Sarah Cooley, M.D., first worked with Jeffrey Miller, M.D., when she was a University of Minnesota medical student. Now as an assistant professor of medicine at the University and a clinical research scholar with Miller as her mentor, she represents the newest generation of researchers making discoveries at the Cancer Center.

In her research, Cooley is taking an innovative approach to treating breast cancer, which is a solid tumor cancer. She is applying a cell-based therapy that has previously been used primarily in patients with hematological malignancies (blood cancers). This approach builds on both Miller's work on hematological malignancies and studies that Cooley completed during her time in Miller's laboratory as a student. That early work demonstrated that breast cancer cells grown in culture dishes were very susceptible to a process where cells called "natural killer (NK)" cells attach and destroy cancer cells, and therefore might be good targets for NK cell-based therapy. NK cells are white blood cells in the immune system that target and kill infected and malignant cells.

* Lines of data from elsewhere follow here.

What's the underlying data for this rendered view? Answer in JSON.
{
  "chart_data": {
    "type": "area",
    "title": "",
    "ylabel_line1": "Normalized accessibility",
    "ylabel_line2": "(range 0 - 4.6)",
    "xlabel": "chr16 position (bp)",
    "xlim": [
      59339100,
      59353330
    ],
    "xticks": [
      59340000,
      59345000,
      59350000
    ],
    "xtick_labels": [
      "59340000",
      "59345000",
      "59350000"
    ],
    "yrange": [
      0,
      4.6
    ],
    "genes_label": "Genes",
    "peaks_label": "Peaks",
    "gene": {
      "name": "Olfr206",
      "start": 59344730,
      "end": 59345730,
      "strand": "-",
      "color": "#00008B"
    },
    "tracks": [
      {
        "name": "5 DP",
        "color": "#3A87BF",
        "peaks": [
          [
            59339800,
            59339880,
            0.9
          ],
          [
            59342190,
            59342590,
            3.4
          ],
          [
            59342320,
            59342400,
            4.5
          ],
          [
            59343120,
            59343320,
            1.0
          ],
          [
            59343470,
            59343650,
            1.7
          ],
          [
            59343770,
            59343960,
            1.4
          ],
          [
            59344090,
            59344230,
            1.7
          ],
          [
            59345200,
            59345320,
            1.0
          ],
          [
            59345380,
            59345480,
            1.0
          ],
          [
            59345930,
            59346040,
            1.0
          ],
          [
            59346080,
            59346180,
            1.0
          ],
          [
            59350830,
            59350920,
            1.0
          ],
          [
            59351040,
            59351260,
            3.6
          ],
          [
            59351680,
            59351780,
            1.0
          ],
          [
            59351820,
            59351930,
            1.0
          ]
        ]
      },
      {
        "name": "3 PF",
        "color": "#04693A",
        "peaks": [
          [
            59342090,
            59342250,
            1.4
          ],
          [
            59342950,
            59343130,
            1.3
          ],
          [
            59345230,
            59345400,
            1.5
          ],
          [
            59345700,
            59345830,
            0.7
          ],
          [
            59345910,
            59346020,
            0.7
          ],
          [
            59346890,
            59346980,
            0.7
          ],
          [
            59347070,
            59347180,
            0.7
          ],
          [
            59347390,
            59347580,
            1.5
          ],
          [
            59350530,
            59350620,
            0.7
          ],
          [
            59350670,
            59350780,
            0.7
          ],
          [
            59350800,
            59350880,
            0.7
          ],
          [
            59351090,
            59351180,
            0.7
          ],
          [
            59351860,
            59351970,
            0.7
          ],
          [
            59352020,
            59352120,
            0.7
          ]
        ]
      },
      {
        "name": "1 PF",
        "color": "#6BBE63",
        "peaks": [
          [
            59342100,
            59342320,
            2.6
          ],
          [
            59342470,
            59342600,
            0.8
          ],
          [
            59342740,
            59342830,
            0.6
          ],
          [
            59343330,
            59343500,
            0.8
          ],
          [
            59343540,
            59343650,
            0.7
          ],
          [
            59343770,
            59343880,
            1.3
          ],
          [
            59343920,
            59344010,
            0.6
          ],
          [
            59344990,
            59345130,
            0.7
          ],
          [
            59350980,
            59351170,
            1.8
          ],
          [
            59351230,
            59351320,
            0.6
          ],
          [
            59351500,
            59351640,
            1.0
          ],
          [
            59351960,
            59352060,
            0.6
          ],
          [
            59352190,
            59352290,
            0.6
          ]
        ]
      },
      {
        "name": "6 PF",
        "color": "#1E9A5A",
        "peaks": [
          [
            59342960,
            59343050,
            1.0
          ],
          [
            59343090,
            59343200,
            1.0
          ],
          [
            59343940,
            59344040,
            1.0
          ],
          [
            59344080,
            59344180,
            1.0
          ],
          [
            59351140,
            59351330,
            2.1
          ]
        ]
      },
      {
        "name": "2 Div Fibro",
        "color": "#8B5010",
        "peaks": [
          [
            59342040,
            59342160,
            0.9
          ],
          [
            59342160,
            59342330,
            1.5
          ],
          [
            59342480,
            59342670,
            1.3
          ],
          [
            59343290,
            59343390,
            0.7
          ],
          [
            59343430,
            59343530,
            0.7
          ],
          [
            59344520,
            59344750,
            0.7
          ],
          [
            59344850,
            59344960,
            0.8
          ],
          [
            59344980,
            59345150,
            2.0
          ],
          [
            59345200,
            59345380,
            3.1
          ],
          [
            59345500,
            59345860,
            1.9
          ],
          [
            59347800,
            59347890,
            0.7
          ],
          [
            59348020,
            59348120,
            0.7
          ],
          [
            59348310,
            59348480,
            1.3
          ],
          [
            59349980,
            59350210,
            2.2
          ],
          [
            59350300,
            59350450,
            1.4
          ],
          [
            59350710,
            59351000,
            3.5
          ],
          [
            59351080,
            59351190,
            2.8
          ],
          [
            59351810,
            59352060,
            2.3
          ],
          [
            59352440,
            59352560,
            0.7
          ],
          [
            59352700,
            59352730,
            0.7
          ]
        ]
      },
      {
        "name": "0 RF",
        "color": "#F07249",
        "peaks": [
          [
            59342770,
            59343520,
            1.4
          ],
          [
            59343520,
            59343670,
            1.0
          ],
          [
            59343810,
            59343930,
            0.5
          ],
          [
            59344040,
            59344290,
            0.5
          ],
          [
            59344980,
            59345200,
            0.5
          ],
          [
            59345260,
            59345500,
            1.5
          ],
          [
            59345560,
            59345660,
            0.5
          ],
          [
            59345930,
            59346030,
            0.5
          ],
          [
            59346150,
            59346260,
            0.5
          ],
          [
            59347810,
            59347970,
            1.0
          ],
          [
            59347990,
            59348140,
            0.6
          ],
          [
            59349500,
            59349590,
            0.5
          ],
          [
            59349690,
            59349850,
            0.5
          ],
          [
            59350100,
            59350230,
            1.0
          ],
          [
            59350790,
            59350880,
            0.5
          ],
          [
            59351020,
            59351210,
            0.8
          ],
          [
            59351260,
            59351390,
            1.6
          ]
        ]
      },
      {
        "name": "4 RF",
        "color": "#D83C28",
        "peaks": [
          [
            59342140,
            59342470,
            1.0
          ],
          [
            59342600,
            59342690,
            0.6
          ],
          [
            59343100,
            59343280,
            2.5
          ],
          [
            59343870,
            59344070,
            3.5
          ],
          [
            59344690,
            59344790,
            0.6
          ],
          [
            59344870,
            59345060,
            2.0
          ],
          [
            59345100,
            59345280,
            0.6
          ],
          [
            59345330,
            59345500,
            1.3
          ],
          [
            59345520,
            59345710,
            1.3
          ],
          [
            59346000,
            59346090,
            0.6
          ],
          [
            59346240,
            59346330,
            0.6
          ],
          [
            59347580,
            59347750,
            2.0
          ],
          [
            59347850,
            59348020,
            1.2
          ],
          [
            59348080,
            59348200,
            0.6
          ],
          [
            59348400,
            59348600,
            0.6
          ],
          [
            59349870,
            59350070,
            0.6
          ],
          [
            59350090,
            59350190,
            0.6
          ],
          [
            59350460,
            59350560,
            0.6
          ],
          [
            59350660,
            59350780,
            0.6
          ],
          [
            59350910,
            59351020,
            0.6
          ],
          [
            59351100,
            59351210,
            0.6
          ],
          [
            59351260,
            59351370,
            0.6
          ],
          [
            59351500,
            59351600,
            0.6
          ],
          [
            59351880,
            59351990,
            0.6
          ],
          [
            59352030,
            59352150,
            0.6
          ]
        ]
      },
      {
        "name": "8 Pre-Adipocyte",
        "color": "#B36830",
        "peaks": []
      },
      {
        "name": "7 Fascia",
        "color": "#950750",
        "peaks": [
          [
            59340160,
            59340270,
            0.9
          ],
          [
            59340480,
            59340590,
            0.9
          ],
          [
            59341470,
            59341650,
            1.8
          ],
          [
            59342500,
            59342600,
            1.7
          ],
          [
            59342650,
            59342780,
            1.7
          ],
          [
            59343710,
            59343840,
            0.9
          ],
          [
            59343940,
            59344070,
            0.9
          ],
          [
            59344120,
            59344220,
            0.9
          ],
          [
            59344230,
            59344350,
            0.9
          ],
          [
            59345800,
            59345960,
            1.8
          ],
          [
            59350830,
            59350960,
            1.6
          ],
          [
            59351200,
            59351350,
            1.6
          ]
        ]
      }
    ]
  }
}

Cooley recently began the first phase II clinical trial at the University to use NK cells to target a solid tumor. In this trial, patients with advanced breast cancer receive an infusion of NK cells from a family member in combination with chemotherapy. The trial seeks to understand how the infused NK cells expand and target breast tumors, and if NK cell-based therapy can result in longer progression-free survival.

"We're working on getting the same rates of NK cell expansion with solid tumors as is seen in blood cancer," Cooley says. "Because solid tumors are different from blood cancers, we are still at the point of trying to perfect the ability of NK cells to grow and expand in the patients."